Il confronto sul bilancio di previsione 2019-2021 ha preso una piega ben precisa, sfociando nei soliti vecchi discorsi. Le opposizioni hanno in parte respinto le proposte di finanziamento e recupero della società Ama, rimarcando invece la mancanza di un progetto delineato della maggioranza. La società in questione, effettivamente, non pare avere una “bella cera” e si presenta come un pretesto dispendioso per la città.

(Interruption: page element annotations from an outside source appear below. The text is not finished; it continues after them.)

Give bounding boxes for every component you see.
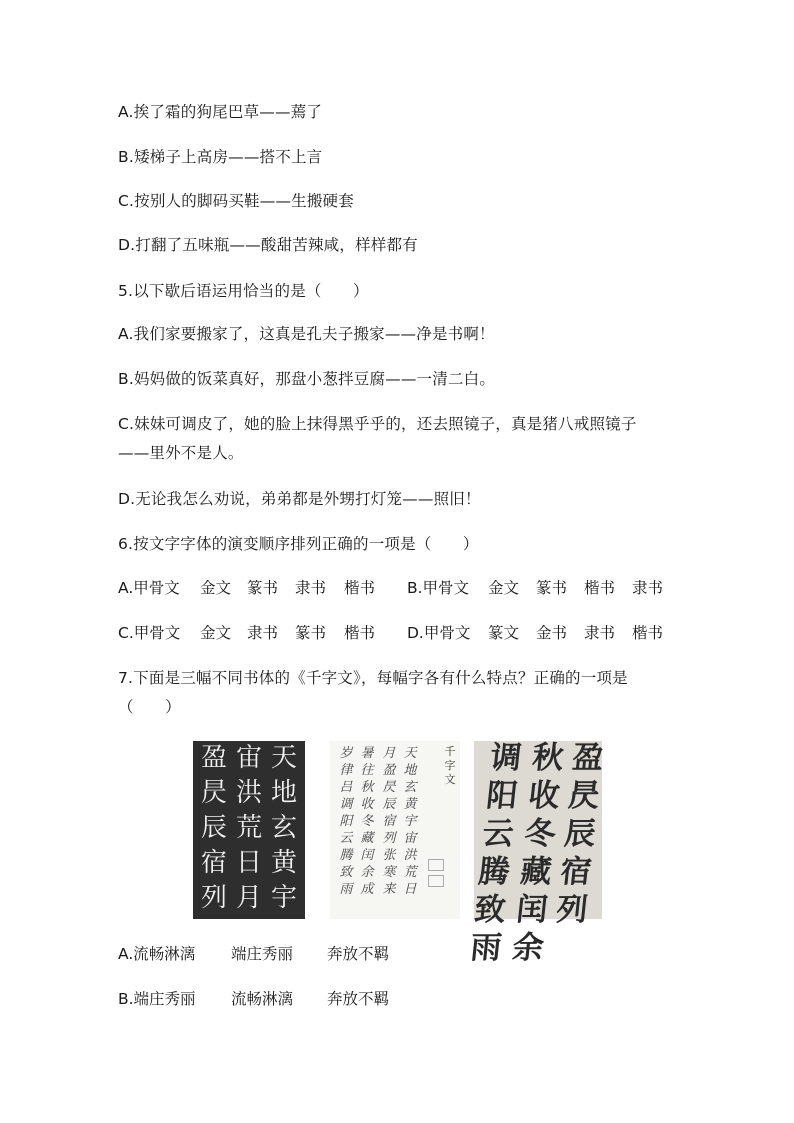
seal-stamp xyxy=(428,859,444,871)
q6-c-item-3: 隶书 xyxy=(247,624,279,642)
q6-b-item-3: 篆书 xyxy=(536,579,568,597)
q6-d-item-4: 隶书 xyxy=(584,624,616,642)
q6-a-item-1: A.甲骨文 xyxy=(118,579,180,597)
q7-a-item-1: A.流畅淋漓 xyxy=(118,945,196,963)
calligraphy-cursive-image xyxy=(330,741,460,919)
q5-option-a: A.我们家要搬家了，这真是孔夫子搬家——净是书啊！ xyxy=(118,325,495,343)
q6-d-item-3: 金书 xyxy=(536,624,568,642)
q6-a-item-5: 楷书 xyxy=(344,579,376,597)
q6-d-item-1: D.甲骨文 xyxy=(407,624,471,642)
q5-option-c: C.妹妹可调皮了，她的脸上抹得黑乎乎的，还去照镜子，真是猪八戒照镜子 xyxy=(118,415,637,433)
q5-option-d: D.无论我怎么劝说，弟弟都是外甥打灯笼——照旧！ xyxy=(118,490,481,508)
q7-a-item-3: 奔放不羁 xyxy=(327,945,390,963)
q6-c-item-2: 金文 xyxy=(200,624,232,642)
q5-stem: 5.以下歇后语运用恰当的是（ ） xyxy=(118,282,369,300)
calligraphy-running-script-image xyxy=(468,740,606,966)
q7-b-item-3: 奔放不羁 xyxy=(327,990,390,1008)
running-column-2: 秋收冬藏闰余 xyxy=(510,740,566,966)
q5-option-b: B.妈妈做的饭菜真好，那盘小葱拌豆腐——一清二白。 xyxy=(118,370,496,388)
q7-stem: 7.下面是三幅不同书体的《千字文》，每幅字各有什么特点？正确的一项是 xyxy=(118,669,628,687)
q6-d-item-5: 楷书 xyxy=(632,624,664,642)
running-column-3: 调阳云腾致雨 xyxy=(468,740,524,966)
seal-stamp xyxy=(428,875,444,887)
running-column-1: 盈昃辰宿列 xyxy=(554,740,606,928)
q6-b-item-4: 楷书 xyxy=(584,579,616,597)
q6-a-item-3: 篆书 xyxy=(247,579,279,597)
q6-b-item-5: 隶书 xyxy=(632,579,664,597)
q6-stem: 6.按文字字体的演变顺序排列正确的一项是（ ） xyxy=(118,535,479,553)
q7-b-item-1: B.端庄秀丽 xyxy=(118,990,196,1008)
q6-a-item-4: 隶书 xyxy=(295,579,327,597)
cursive-column-4: 岁律吕调阳云腾致雨 xyxy=(339,746,353,897)
q6-c-item-5: 楷书 xyxy=(344,624,376,642)
cursive-column-2: 月盈昃辰宿列张寒来 xyxy=(382,746,396,897)
q4-option-d: D.打翻了五味瓶——酸甜苦辣咸，样样都有 xyxy=(118,236,418,254)
q7-a-item-2: 端庄秀丽 xyxy=(231,945,294,963)
rubbing-column-1: 天地玄黄宇 xyxy=(270,743,297,913)
q7-stem-continued: （ ） xyxy=(118,698,181,716)
q4-option-b: B.矮梯子上高房——搭不上言 xyxy=(118,148,323,166)
rubbing-column-2: 宙洪荒日月 xyxy=(235,743,262,913)
q6-c-item-1: C.甲骨文 xyxy=(118,624,181,642)
cursive-column-3: 暑往秋收冬藏闰余成 xyxy=(360,746,374,897)
q5-option-c-continued: ——里外不是人。 xyxy=(118,444,244,462)
cursive-title-column: 千字文 xyxy=(444,745,456,786)
q7-b-item-2: 流畅淋漓 xyxy=(231,990,294,1008)
q4-option-a: A.挨了霜的狗尾巴草——蔫了 xyxy=(118,103,323,121)
calligraphy-rubbing-image xyxy=(193,741,305,919)
cursive-column-1: 天地玄黄宇宙洪荒日 xyxy=(403,746,417,897)
q6-b-item-1: B.甲骨文 xyxy=(407,579,470,597)
q4-option-c: C.按别人的脚码买鞋——生搬硬套 xyxy=(118,192,354,210)
q6-d-item-2: 篆文 xyxy=(488,624,520,642)
q6-c-item-4: 篆书 xyxy=(295,624,327,642)
q6-b-item-2: 金文 xyxy=(488,579,520,597)
rubbing-column-3: 盈昃辰宿列 xyxy=(200,743,227,913)
q6-a-item-2: 金文 xyxy=(200,579,232,597)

A seguito degli ultimi tre esercizi chiusi in rosso – 2016, 2017 e 2018 , il trasporto locale è ormai una pecca gravosa del capoluogo, sia per gestione che per l’effettiva affidabilità tecnica; si è infatti parlato della poca efficacia dei mezzi, l’apparente inutilità del bus elettrico – costantemente vuoto – e le circostanze che condizionano i suoi dipendenti. Assai curiosa l’assenza dell’assessora alla Mobilità Carla Mannetti.

Il sindaco Pierluigi Biondi si è mostrato interessato e disposto a verificare di cosa la società abbia bisogno, per poter sondare, così, se la spesa valga l’obiettivo prefissato. Tuttavia, le obiezioni non si sono fatte attendere sin dall’inizio del Consiglio; difatti, a beneficio dell’Ama, il taglio è avvenuto per il recupero del territorio: pulizia, manutenzione di piante, luoghi pubblici e così via. Il Consigliere Lelo De Santis (e non l’unico) ha sottolineato la necessità di un minimo di decoro, affinché una città possa definirsi tale.

Il confronto è praticamente rimandato, viste le posizioni opposte. Verrà intanto costituita una “Commissione d’indagine sull’evoluzione del patrimonio immobiliare dal 2009 ad oggi e sull’utilizzo dei fondi relativi al cosiddetto 4%” (il “salvadanaio” della ricostruzione).

La costante resta tuttavia il brusio, il chiacchiericcio, le risatine, il non ascolto, consiglieri che entrano ed escono dall’aula; particolarmente “irrequieto” il Vice Sindaco Raffaele Daniele, che preferisce fare un “giro di perlustrazione” piuttosto che prendere posto a sedere. Eppure, nonostante l’atmosfera, di argomenti interessanti ne sono certamente usciti. La disattenzione paga?